Location: Emerging Pests and Pathogens Research
Project Number: 8062-22410-006-000-D
Project Type: In-House Appropriated
Start Date: Oct 1, 2015
End Date: Sep 30, 2020
Objective:
Objective 1. Using and developing genetic resources and associated information of the ARS Collection of Entomopathogenic Fungal Cultures (ARSEF), conserve, characterize (including taxonomic revision), and exchange insect pathogenic fungi such as Beauveria, Metarhizium, and Hirsutella species complexes to facilitate use of these fungi as biocontrol agents of key arthropod pests and disease vectors.
Subobjective 1.1. Continue the curation, operation, and expansion of the ARSEF culture collection and associated information resources.
Subobjective 1.2. Improve methods to isolate, culture, and preserve fungal entomopathogens.

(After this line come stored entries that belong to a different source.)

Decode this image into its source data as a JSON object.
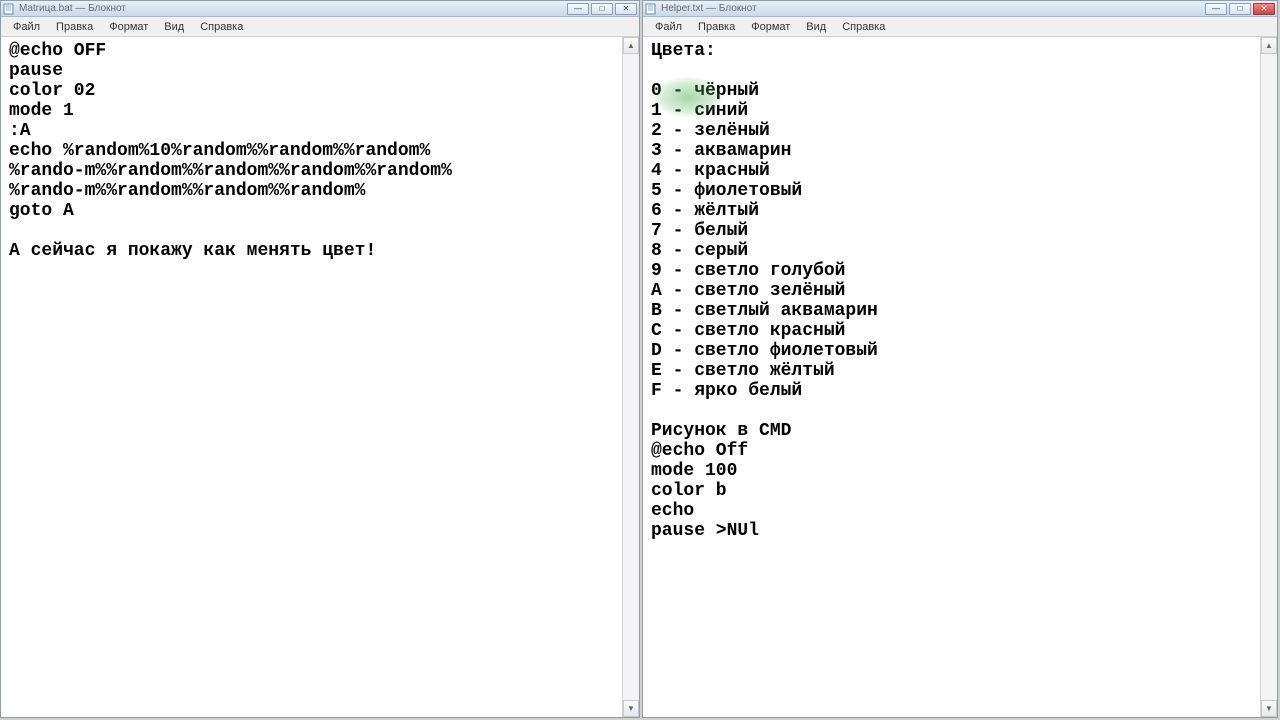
{
  "left": {
    "title": "Matrица.bat — Блокнот",
    "menu": [
      "Файл",
      "Правка",
      "Формат",
      "Вид",
      "Справка"
    ],
    "content": "@echo OFF\npause\ncolor 02\nmode 1\n:A\necho %random%10%random%%random%%random%\n%rando-m%%random%%random%%random%%random%\n%rando-m%%random%%random%%random%\ngoto A\n\nА сейчас я покажу как менять цвет!"
  },
  "right": {
    "title": "Helper.txt — Блокнот",
    "menu": [
      "Файл",
      "Правка",
      "Формат",
      "Вид",
      "Справка"
    ],
    "content": "Цвета:\n\n0 - чёрный\n1 - синий\n2 - зелёный\n3 - аквамарин\n4 - красный\n5 - фиолетовый\n6 - жёлтый\n7 - белый\n8 - серый\n9 - светло голубой\nA - светло зелёный\nB - светлый аквамарин\nC - светло красный\nD - светло фиолетовый\nE - светло жёлтый\nF - ярко белый\n\nРисунок в CMD\n@echo Off\nmode 100\ncolor b\necho\npause >NUl"
  },
  "winbtns": {
    "min": "—",
    "max": "□",
    "close": "✕"
  },
  "scroll": {
    "up": "▲",
    "down": "▼"
  }
}
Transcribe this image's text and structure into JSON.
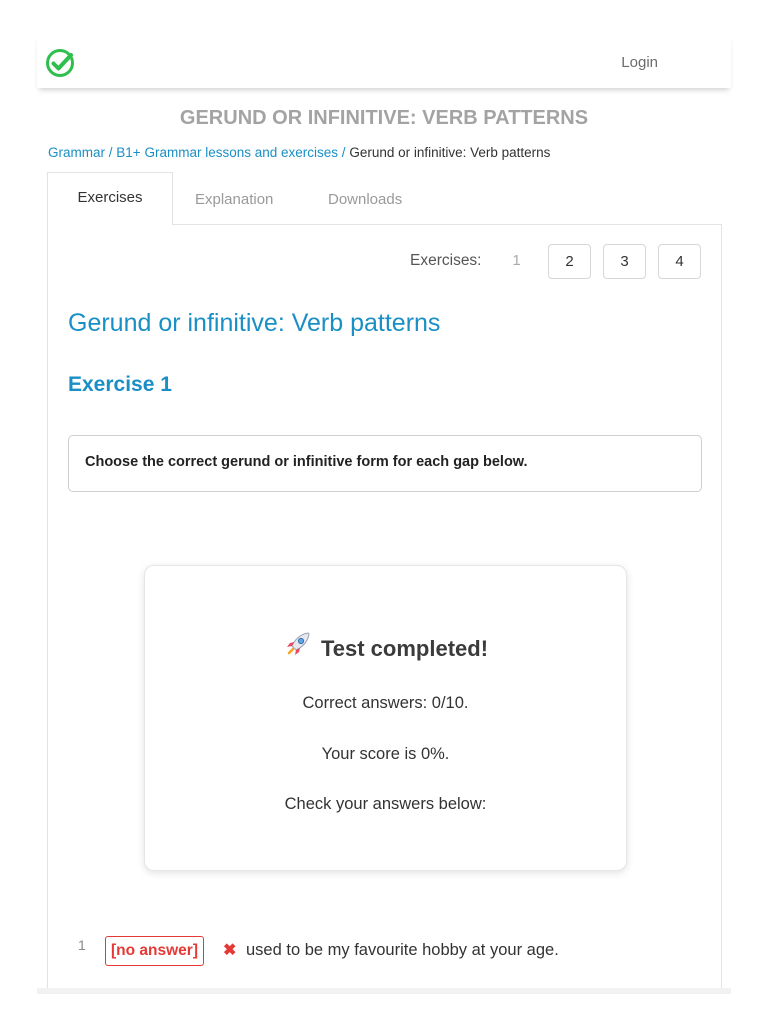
{
  "header": {
    "login_label": "Login",
    "brand_color": "#2fbf4c"
  },
  "page": {
    "title": "GERUND OR INFINITIVE: VERB PATTERNS"
  },
  "breadcrumb": {
    "items": [
      "Grammar",
      "B1+ Grammar lessons and exercises"
    ],
    "current": "Gerund or infinitive: Verb patterns",
    "separator": "/"
  },
  "tabs": [
    {
      "label": "Exercises",
      "active": true
    },
    {
      "label": "Explanation",
      "active": false
    },
    {
      "label": "Downloads",
      "active": false
    }
  ],
  "pager": {
    "label": "Exercises:",
    "pages": [
      "1",
      "2",
      "3",
      "4"
    ],
    "current": "1"
  },
  "main": {
    "heading": "Gerund or infinitive: Verb patterns",
    "exercise_heading": "Exercise 1",
    "instruction": "Choose the correct gerund or infinitive form for each gap below."
  },
  "result": {
    "icon": "rocket-icon",
    "title": "Test completed!",
    "correct_answers": "Correct answers: 0/10.",
    "score": "Your score is 0%.",
    "check": "Check your answers below:"
  },
  "questions": [
    {
      "number": "1",
      "answer": "[no answer]",
      "status_icon": "cross-icon",
      "text": "used to be my favourite hobby at your age."
    }
  ],
  "colors": {
    "accent": "#1a8fc5",
    "error": "#e53935",
    "title_gray": "#a3a3a3"
  }
}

Subobjective 1.3. Conduct research on the systematics, taxonomy, and organismal biology of these fungi.
Objective 2. Identify genetic, environmental and behavioral mechanisms that regulate circulative transmission of insect-borne plant pathogens.
Subobjective 2.1. Identification of pathogen, host, and vector components that regulate uptake and transmission of pathogens by sap-sucking insects.
Subobjective 2.2. Functional analysis of genes, proteins and metabolites involved in circulative plant pathogen transmission.
Objective 3. Explore the utility of novel interdiction molecules that could interfere with plant pathogen acquisition and transmission.
Subobjective 3.1. Continue efforts to define the chemistry of fungal secondary metabolites and characterize their effects on phloem-feeding insects, their endosymbionts, and on plant pathogen transmission.
Subobjective 3.2. Develop RNA aptamers that bind to transmission related compounds and test their ability to interfere with pathogen acquisition and transmission.
Approach:
Control of arthropods that transmit pathogens is arguably one of the biggest challenges to human health and agriculture. Many serious plant and animal pathogens are dependent upon arthropod vectors for transmission between hosts. Nearly all arthropod-transmitted animal pathogens are internalized and circulate in their insect vectors, while plant pathogens are divided between those that circulate in their vectors and those that are carried on the cuticle linings of mouthparts and foreguts. The mechanisms of circulative transmission are only beginning to be dissected, but already commonalities among transmission of both circulative plant and animal pathogens have been discovered. Our experimental systems offer innovative approaches to manage circulative-transmitted plant pathogens that have been recalcitrant to the development of host resistance and for which the economic and environmental costs of vector control has been prohibitive, unsustainable and/or ineffective.
Scientists' incomplete understanding of interactions among insect vectors, plant pathogens and plant hosts limits the development of new tools to block or interfere with pathogen transmission by insects in the field. We address this problem by attempting to discover genes and products that mediate the associations among insect vectors, circulative plant pathogens and plant hosts. The new technologies and knowledge are expected to be extended and applied to the study of other circulative pathogens and will greatly impact growers, industry stakeholders, and other research communities.
The project will also focus on maintaining the extensive ARS Collection of Entomopathogenic Fungal Cultures (ARSEF). ARSEF contains 12,500 isolates representing 700 fungal taxa from 1,300 hosts and 2,400 locations worldwide, and will be managed to ensure ongoing accession, preservation, identification, and distribution of fungal isolates for development and deployment as biocontrol agents and for research purposes. The ARSEF collection also plays a central role in revising taxonomies of fungi using the state-of-the-art systematic methods.